Cómo el yoga te ayuda a encontrar el balance interior

Para las mujeres que alternan su carrera, su familia y su vida social, el yoga podría parecer innecesario: una pérdida de tiempo o una práctica demasiado “new age”. Otras quizá se sientan escépticas sobre el cambio de una postura extraña a otra, incluso unas que requieren de tanto balance que podrían parecer un acto de circo.

Sin embargo, el yoga no es una rutina de gimnasia o un acto de equilibrismo, sino una disciplina antigua de la India que entrena tanto tu cuerpo como tu mente. Ya sea que tu estilo de yoga sea más gentil, como hatha, o más enérgico, como ashtanga, los efectos benéficos de una práctica regular son conocidos desde hace décadas: tonifica tu cuerpo, mejora la flexibilidad y fortalece los músculos.

El yoga también se trata de crear una conexión entre la mente y el cuerpo, o de un pacífico momento de dejar ir. ¿Cuándo fue la última vez que pudiste poner tu mente en blanco?

No hay nada más relajante que sentarte en la posición de loto —con las piernas cruzadas— y concentrarte, de forma silenciosa, en tu respiración, siguiéndola mientras inhalas y exhalas. Incluso las posturas más dinámicas te ayudarán a sentirte más centrada con tu cuerpo. El sentimiento de conexión y armonía también nace dentro de las secuencias de movimientos más dinámicas.

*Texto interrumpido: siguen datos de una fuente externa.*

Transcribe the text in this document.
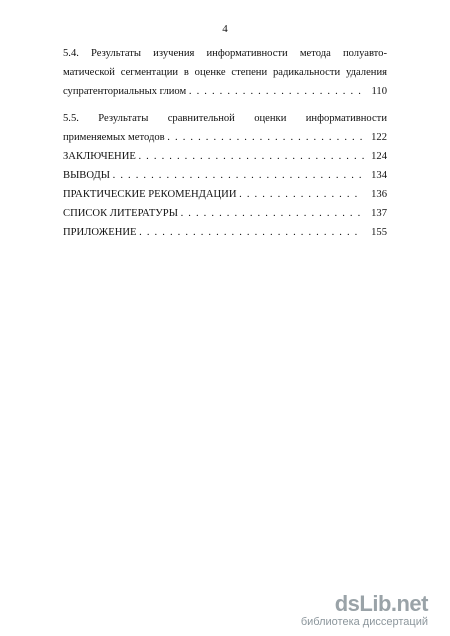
4
5.4. Результаты изучения информативности метода полуавто-
матической сегментации в оценке степени радикальности удаления
супратенториальных глиом . . . . . . . . . . . . . . . . . . . . . . . 110
5.5. Результаты сравнительной оценки информативности
применяемых методов . . . . . . . . . . . . . . . . . . . . . . . . . . 122
ЗАКЛЮЧЕНИЕ . . . . . . . . . . . . . . . . . . . . . . . . . . . . . . 124
ВЫВОДЫ . . . . . . . . . . . . . . . . . . . . . . . . . . . . . . . . . 134
ПРАКТИЧЕСКИЕ РЕКОМЕНДАЦИИ . . . . . . . . . . . . . . . . 136
СПИСОК ЛИТЕРАТУРЫ . . . . . . . . . . . . . . . . . . . . . . . . 137
ПРИЛОЖЕНИЕ . . . . . . . . . . . . . . . . . . . . . . . . . . . . . 155
dsLib.net
библиотека диссертаций
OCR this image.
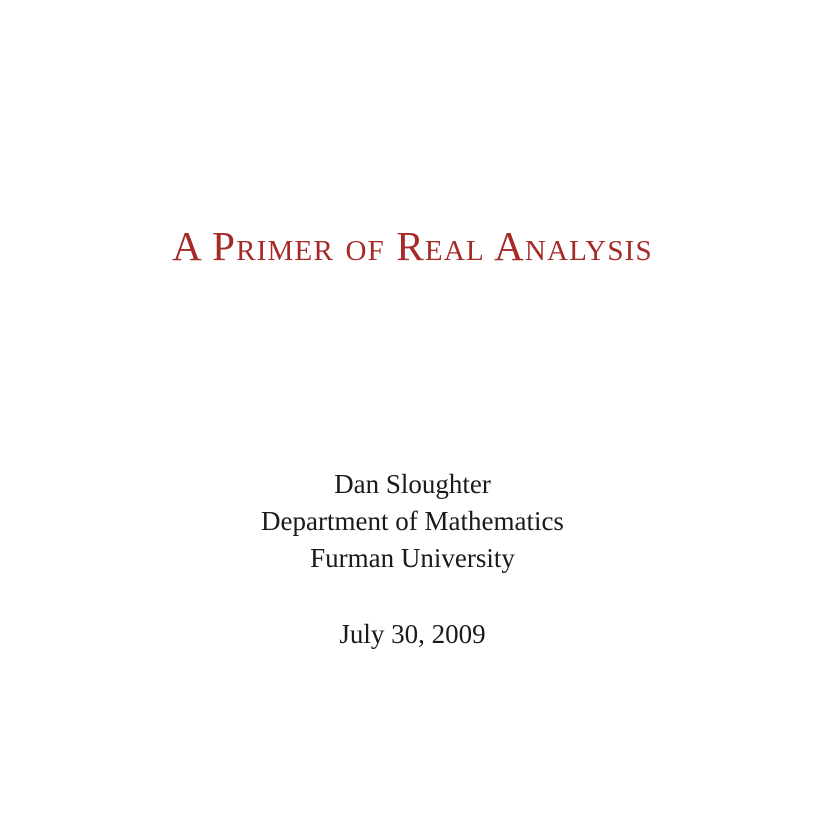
A Primer of Real Analysis
Dan Sloughter
Department of Mathematics
Furman University
July 30, 2009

“Siempre invito a la gente a que exploren sus cuerpos: doblar las rodillas, soltar los brazos y mover la cadera de izquierda a derecha. Concentrarte en las sensaciones es una forma de apropiarte de las posturas”, explica Hermine Prunier, una instructora de yoga establecida en París.

El punto no es forzarse, sino completar cada movimiento con la mayor conciencia posible. La postura de Shavasana —estar recostada sobre la espalda, con el cuerpo totalmente relajado y la mente despejada— incluso puede ayudarte a tener un sueño más profundo. Al activar la producción del GABA (el neurotransmisor de la relajación), esta disciplina ayuda a combatir el estrés y el insomnio. Al liberar el estrés, tanto física como mentalmente, notarás que puedes apreciar mejor los momentos de la vida, especialmente aquellos que pasas con tus seres queridos.